A year ago I was training like mad to run a fast 5K road race over Olympic Trials weekend in Houston. I did not run that race. I did a little racing in the late winter, but then I got injured in March with PF in my right foot (still there, but mild). It’s been a wild ride, the last nine months, with lots of highs and lows. None of them having to do with running, at least not directly. This has been good for me, not only because I’ve recognized the value of focusing on other areas of endeavor, but also because it’s given me a chance to think about my running, where it fits into my life. Perspective and distance are helpful things.

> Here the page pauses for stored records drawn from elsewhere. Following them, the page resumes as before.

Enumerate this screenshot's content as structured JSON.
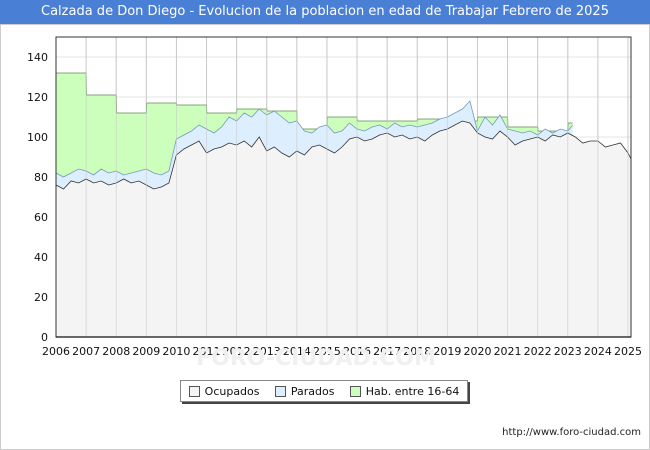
{
  "title": "Calzada de Don Diego - Evolucion de la poblacion en edad de Trabajar Febrero de 2025",
  "source_url": "http://www.foro-ciudad.com",
  "watermark": "FORO-CIUDAD.COM",
  "chart_data": {
    "type": "area",
    "x_ticks": [
      "2006",
      "2007",
      "2008",
      "2009",
      "2010",
      "2011",
      "2012",
      "2013",
      "2014",
      "2015",
      "2016",
      "2017",
      "2018",
      "2019",
      "2020",
      "2021",
      "2022",
      "2023",
      "2024",
      "2025"
    ],
    "y_ticks": [
      0,
      20,
      40,
      60,
      80,
      100,
      120,
      140
    ],
    "ylim": [
      0,
      150
    ],
    "xlim": [
      2006,
      2025.1
    ],
    "grid": true,
    "legend_position": "bottom-center",
    "series": [
      {
        "name": "Hab. entre 16-64",
        "color": "#ccffbb",
        "x": [
          2006.0,
          2007.0,
          2007.01,
          2008.0,
          2008.01,
          2009.0,
          2009.01,
          2010.0,
          2010.01,
          2011.0,
          2011.01,
          2012.0,
          2012.01,
          2013.0,
          2013.01,
          2014.0,
          2014.01,
          2015.0,
          2015.01,
          2016.0,
          2016.01,
          2017.0,
          2017.01,
          2018.0,
          2018.01,
          2019.0,
          2019.01,
          2020.0,
          2020.01,
          2021.0,
          2021.01,
          2022.0,
          2022.01,
          2023.0,
          2023.01,
          2023.16
        ],
        "values": [
          132,
          132,
          121,
          121,
          112,
          112,
          117,
          117,
          116,
          116,
          112,
          112,
          114,
          114,
          113,
          113,
          104,
          104,
          110,
          110,
          108,
          108,
          108,
          108,
          109,
          109,
          108,
          108,
          110,
          110,
          105,
          105,
          103,
          103,
          107,
          107
        ]
      },
      {
        "name": "Parados",
        "color": "#ddeeff",
        "x": [
          2006.0,
          2006.25,
          2006.5,
          2006.75,
          2007.0,
          2007.25,
          2007.5,
          2007.75,
          2008.0,
          2008.25,
          2008.5,
          2008.75,
          2009.0,
          2009.25,
          2009.5,
          2009.75,
          2010.0,
          2010.25,
          2010.5,
          2010.75,
          2011.0,
          2011.25,
          2011.5,
          2011.75,
          2012.0,
          2012.25,
          2012.5,
          2012.75,
          2013.0,
          2013.25,
          2013.5,
          2013.75,
          2014.0,
          2014.25,
          2014.5,
          2014.75,
          2015.0,
          2015.25,
          2015.5,
          2015.75,
          2016.0,
          2016.25,
          2016.5,
          2016.75,
          2017.0,
          2017.25,
          2017.5,
          2017.75,
          2018.0,
          2018.25,
          2018.5,
          2018.75,
          2019.0,
          2019.25,
          2019.5,
          2019.75,
          2020.0,
          2020.25,
          2020.5,
          2020.75,
          2021.0,
          2021.25,
          2021.5,
          2021.75,
          2022.0,
          2022.25,
          2022.5,
          2022.75,
          2023.0,
          2023.16
        ],
        "values": [
          82,
          80,
          82,
          84,
          83,
          81,
          84,
          82,
          83,
          81,
          82,
          83,
          84,
          82,
          81,
          83,
          99,
          101,
          103,
          106,
          104,
          102,
          105,
          110,
          108,
          112,
          110,
          114,
          111,
          113,
          110,
          107,
          108,
          103,
          102,
          105,
          106,
          102,
          103,
          107,
          104,
          103,
          105,
          106,
          104,
          107,
          105,
          106,
          105,
          106,
          107,
          109,
          110,
          112,
          114,
          118,
          103,
          110,
          106,
          111,
          104,
          103,
          102,
          103,
          101,
          104,
          102,
          104,
          103,
          106
        ]
      },
      {
        "name": "Ocupados",
        "color": "#f4f4f4",
        "x": [
          2006.0,
          2006.25,
          2006.5,
          2006.75,
          2007.0,
          2007.25,
          2007.5,
          2007.75,
          2008.0,
          2008.25,
          2008.5,
          2008.75,
          2009.0,
          2009.25,
          2009.5,
          2009.75,
          2010.0,
          2010.25,
          2010.5,
          2010.75,
          2011.0,
          2011.25,
          2011.5,
          2011.75,
          2012.0,
          2012.25,
          2012.5,
          2012.75,
          2013.0,
          2013.25,
          2013.5,
          2013.75,
          2014.0,
          2014.25,
          2014.5,
          2014.75,
          2015.0,
          2015.25,
          2015.5,
          2015.75,
          2016.0,
          2016.25,
          2016.5,
          2016.75,
          2017.0,
          2017.25,
          2017.5,
          2017.75,
          2018.0,
          2018.25,
          2018.5,
          2018.75,
          2019.0,
          2019.25,
          2019.5,
          2019.75,
          2020.0,
          2020.25,
          2020.5,
          2020.75,
          2021.0,
          2021.25,
          2021.5,
          2021.75,
          2022.0,
          2022.25,
          2022.5,
          2022.75,
          2023.0,
          2023.25,
          2023.5,
          2023.75,
          2024.0,
          2024.25,
          2024.5,
          2024.75,
          2025.0,
          2025.1
        ],
        "values": [
          76,
          74,
          78,
          77,
          79,
          77,
          78,
          76,
          77,
          79,
          77,
          78,
          76,
          74,
          75,
          77,
          91,
          94,
          96,
          98,
          92,
          94,
          95,
          97,
          96,
          98,
          95,
          100,
          93,
          95,
          92,
          90,
          93,
          91,
          95,
          96,
          94,
          92,
          95,
          99,
          100,
          98,
          99,
          101,
          102,
          100,
          101,
          99,
          100,
          98,
          101,
          103,
          104,
          106,
          108,
          107,
          102,
          100,
          99,
          103,
          100,
          96,
          98,
          99,
          100,
          98,
          101,
          100,
          102,
          100,
          97,
          98,
          98,
          95,
          96,
          97,
          92,
          89
        ]
      }
    ]
  },
  "legend": [
    {
      "label": "Ocupados",
      "color": "#f4f4f4"
    },
    {
      "label": "Parados",
      "color": "#ddeeff"
    },
    {
      "label": "Hab. entre 16-64",
      "color": "#ccffbb"
    }
  ]
}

One realization is that I do miss some aspects of marathon training, but I don’t miss the time and energy commitment. Nor do I actually miss racing marathons. I’m still fairly certain that I won’t run another. I’ve also realized that I’ll probably always be a competitive runner. And by that I mean I’ll care about seeing improvement in myself (although as the years pass, that’s all relative) and doing well relative to my peers. I still want to have tangible goals.
I do have a goal right now, which is to break 20:00 in a road 5K. What’s different this time around is that I’m not attaching that goal to any particular deadline or race. I will train during the fall to run a fast 5K this winter. Will it be under 20:00? I have no clue. I have a training plan, but it’s loose. I got so sick of trying to follow a strict schedule, not hitting target paces, going into each “tuneup” or “time trial” race with pressure to see a certain time on the clock. The truth is, some days I don’t feel like running. So when that happens, I usually don’t run. On other days, I’ll go out with a plan to do a hard run, but my legs don’t feel great. So I’ll give them a few miles. Sometimes they come around. But usually they don’t, and when that happens I abandon the workout and try again a few days later.
I’m seeing steady improvements in fitness. But mostly I’m seeing an improvement in how I feel about running. I like it again. Sometimes I love it. I never dread it, and that’s new. I have my first track workout in about five months next week. It’s not even really a workout. It’s mostly going to be me running around a track wearing an HRM to see what speeds I can maintain at various efforts. I just want some sort of baseline at this point.
I have this crazy suspicion that my radical change in attitude and looser approach to training and racing might yield greater success eventually.